Ella places two printouts on John’s desk and points at the total columns. “Why don’t these numbers match?” she asks. John looks for a second, hoping Ella has made a simple mistake. But she’s right, they should match. John spends the rest of the day crawling through dozens of spreadsheets, attempting to find the source of the discrepancy. Eventually the problem is found, but only after turning up five or six similar issues. The team collectively pauses for breath when they consider the number of decisions made on faulty data. It is another week before John has fixed the problems and can return to his original task.

This is a particularly familiar story to many growing financial companies, which often prompts the question “how did things get like this?”. To find the answer, we need to investigate a misunderstood dynamic in spreadsheet and tool development. Consider the following diagram:

Figure 1 – The Square Law of Spreadsheets Effects Diagram.

There is, roughly, a set number of defects per spreadsheet. Therefore, for each new sheet, a number of faults are introduced. This creates labor to locate (and remove) faults. However, for each new sheet, there are extra places to look. In this dynamic, labor and risk are considered the same thing. This is what we call the ‘square law of spreadsheets’ and it leads to the situation shown in the following table.

The table shows that 10 sheets or tools are manageable for a financial engineering team. However, as the number of sheets or tools tends towards 100, the potential amount of work needed to maintain them is an order of magnitude higher.
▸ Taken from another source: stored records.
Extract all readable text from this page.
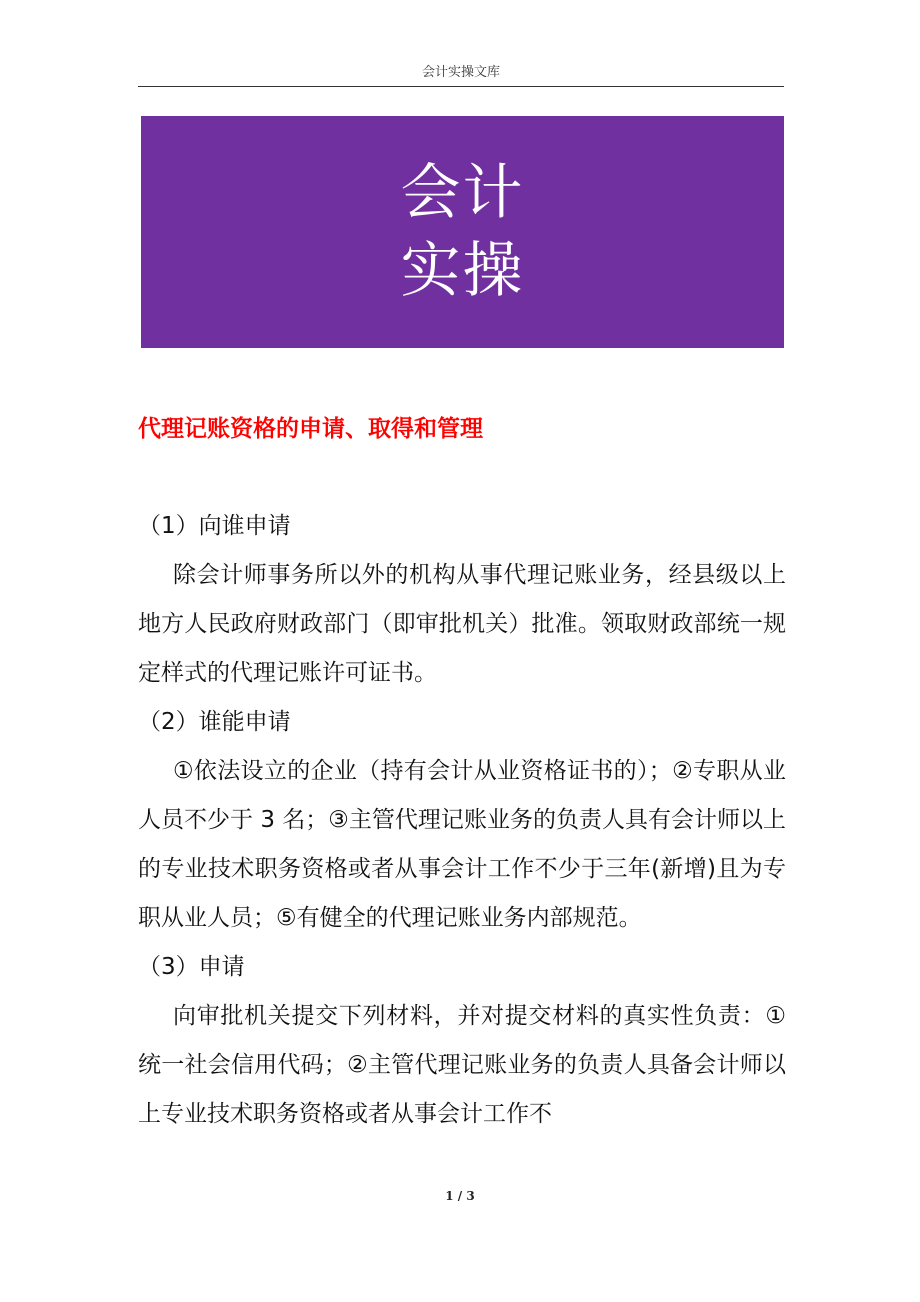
会计实操文库
会计
实操
代理记账资格的申请、取得和管理
（1）向谁申请

除会计师事务所以外的机构从事代理记账业务，经县级以上地方人民政府财政部门（即审批机关）批准。领取财政部统一规定样式的代理记账许可证书。

（2）谁能申请

①依法设立的企业（持有会计从业资格证书的）；②专职从业人员不少于 3 名；③主管代理记账业务的负责人具有会计师以上的专业技术职务资格或者从事会计工作不少于三年(新增)且为专职从业人员；⑤有健全的代理记账业务内部规范。

（3）申请

向审批机关提交下列材料，并对提交材料的真实性负责：①统一社会信用代码；②主管代理记账业务的负责人具备会计师以上专业技术职务资格或者从事会计工作不

1 / 3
This is how some financial engineering teams ‘grind to a halt’; at one point, the maintenance work simply explodes. Often, a ‘capacity problem’ is blamed; ostensibly there is simply not enough staff to do all the work. However, it is often a case of the engineering team relying on manpower instead of machine power to do a lot of the work. The engineering team needs to start listening to the Matrix Principle: “never send a human to do a machine’s job”.

The first steps toward maximizing machine power are to create automated tests for all the teams’ spreadsheets and any other software tools they have developed. Our article ‘First Steps in Testing’ describes an easy path to getting started. It’s also the beginning of dealing with the square law of spreadsheets. Therefore, this technical practice has a direct influence on operational risk.
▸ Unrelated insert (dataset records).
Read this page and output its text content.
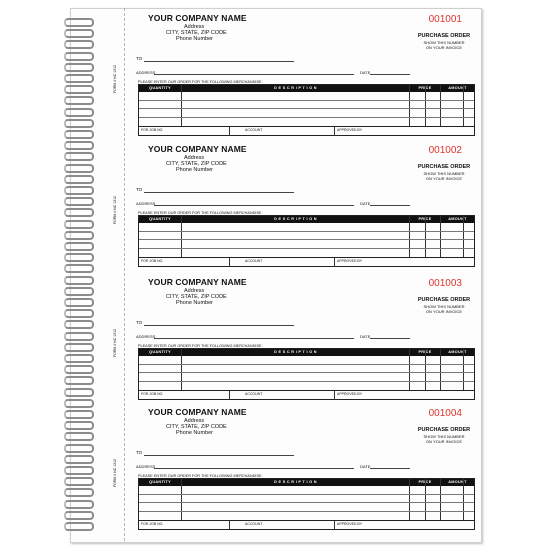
YOUR COMPANY NAME
Address
CITY, STATE, ZIP CODE
Phone Number
001001
PURCHASE ORDER
SHOW THIS NUMBER
ON YOUR INVOICE
TO
ADDRESS	DATE
PLEASE ENTER OUR ORDER FOR THE FOLLOWING MERCHANDISE
QUANTITY	D E S C R I P T I O N	PRICE	AMOUNT
FOR JOB NO.	ACCOUNT	APPROVED BY
FORM # NC 1312
YOUR COMPANY NAME
Address
CITY, STATE, ZIP CODE
Phone Number
001002
PURCHASE ORDER
SHOW THIS NUMBER
ON YOUR INVOICE
TO
ADDRESS	DATE
PLEASE ENTER OUR ORDER FOR THE FOLLOWING MERCHANDISE
QUANTITY	D E S C R I P T I O N	PRICE	AMOUNT
FOR JOB NO.	ACCOUNT	APPROVED BY
FORM # NC 1312
YOUR COMPANY NAME
Address
CITY, STATE, ZIP CODE
Phone Number
001003
PURCHASE ORDER
SHOW THIS NUMBER
ON YOUR INVOICE
TO
ADDRESS	DATE
PLEASE ENTER OUR ORDER FOR THE FOLLOWING MERCHANDISE
QUANTITY	D E S C R I P T I O N	PRICE	AMOUNT
FOR JOB NO.	ACCOUNT	APPROVED BY
FORM # NC 1312
YOUR COMPANY NAME
Address
CITY, STATE, ZIP CODE
Phone Number
001004
PURCHASE ORDER
SHOW THIS NUMBER
ON YOUR INVOICE
TO
ADDRESS	DATE
PLEASE ENTER OUR ORDER FOR THE FOLLOWING MERCHANDISE
QUANTITY	D E S C R I P T I O N	PRICE	AMOUNT
FOR JOB NO.	ACCOUNT	APPROVED BY
FORM # NC 1312
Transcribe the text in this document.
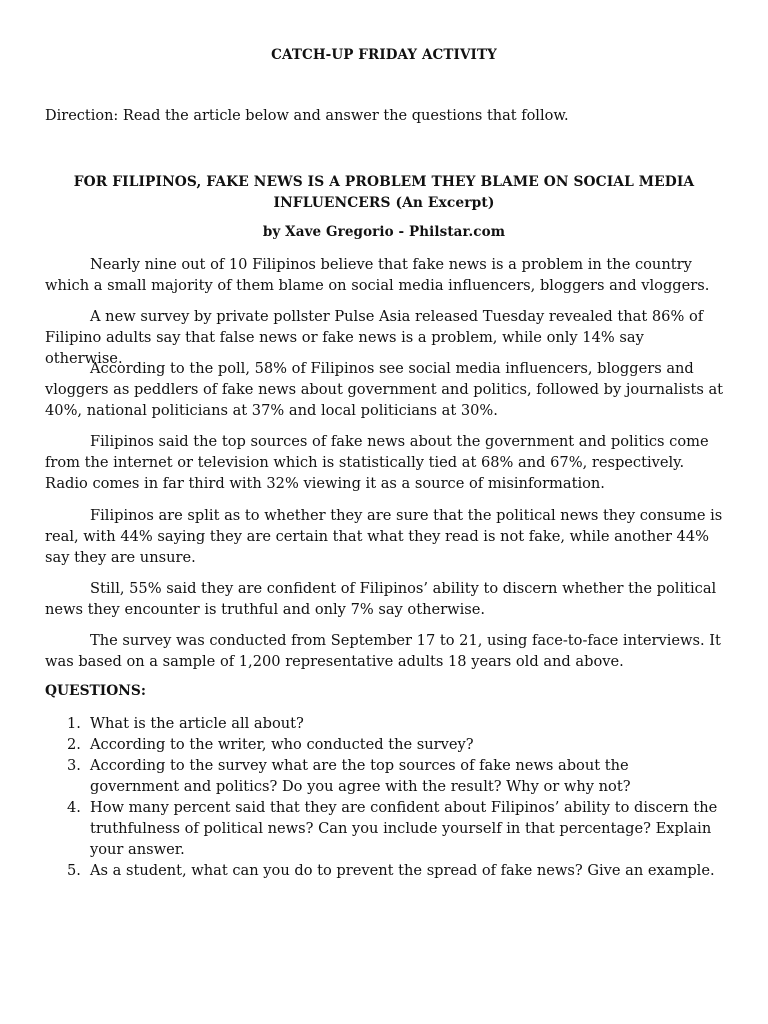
CATCH-UP FRIDAY ACTIVITY
Direction: Read the article below and answer the questions that follow.
FOR FILIPINOS, FAKE NEWS IS A PROBLEM THEY BLAME ON SOCIAL MEDIA INFLUENCERS (An Excerpt)
by Xave Gregorio - Philstar.com

Nearly nine out of 10 Filipinos believe that fake news is a problem in the country which a small majority of them blame on social media influencers, bloggers and vloggers.

A new survey by private pollster Pulse Asia released Tuesday revealed that 86% of Filipino adults say that false news or fake news is a problem, while only 14% say otherwise.

According to the poll, 58% of Filipinos see social media influencers, bloggers and vloggers as peddlers of fake news about government and politics, followed by journalists at 40%, national politicians at 37% and local politicians at 30%.

Filipinos said the top sources of fake news about the government and politics come from the internet or television which is statistically tied at 68% and 67%, respectively. Radio comes in far third with 32% viewing it as a source of misinformation.

Filipinos are split as to whether they are sure that the political news they consume is real, with 44% saying they are certain that what they read is not fake, while another 44% say they are unsure.

Still, 55% said they are confident of Filipinos’ ability to discern whether the political news they encounter is truthful and only 7% say otherwise.

The survey was conducted from September 17 to 21, using face-to-face interviews. It was based on a sample of 1,200 representative adults 18 years old and above.

QUESTIONS:
1. What is the article all about?
2. According to the writer, who conducted the survey?
3. According to the survey what are the top sources of fake news about the government and politics? Do you agree with the result? Why or why not?
4. How many percent said that they are confident about Filipinos’ ability to discern the truthfulness of political news? Can you include yourself in that percentage? Explain your answer.
5. As a student, what can you do to prevent the spread of fake news? Give an example.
Other Factors: Requirements and Equation Reuse
Automated testing helps reduce the manpower to locate faults by being partially automated and by focusing the team on writing basic tests. However, there are two more things that can reduce the operational risk/labor:

• Reduce the number of sheets
• Reduce the amount of code in each sheet

By strictly managing the creation of new sheets – remember for every 10 new sheets there are 100 work units of maintenance – the total amount of work can be limited. With the same logic, retiring older sheets is also a way to reduce the number of sheets. By removing duplicated equations, for example by using VBA instead of copying and pasting equations between sheets, the amount of labor can also be reduced.

Finally, let’s reconsider the scenario laid out at the start of this article. In a team which has a thorough automated test-suite running on a regular basis, it may go something like this:

John receives a new e-mail. It’s an automated message from the test system, telling him that a test has failed on one the spreadsheets he is responsible for. Strange – he thought he’d checked that before committing the changes to the team’s repository. Still, the problem has to be in the changes he made to the sheet in the last hour – the time when the tests last passed. Quickly he realizes that he simply forgot to check in the new version of a library he was using, meaning the sheet was using an old library with a bug in it. It takes five minutes to fix the issue and re-run all the tests, which pass this time. Ella never needs to talk to John who happily moves onto his next task, pausing only to give thanks to the test system.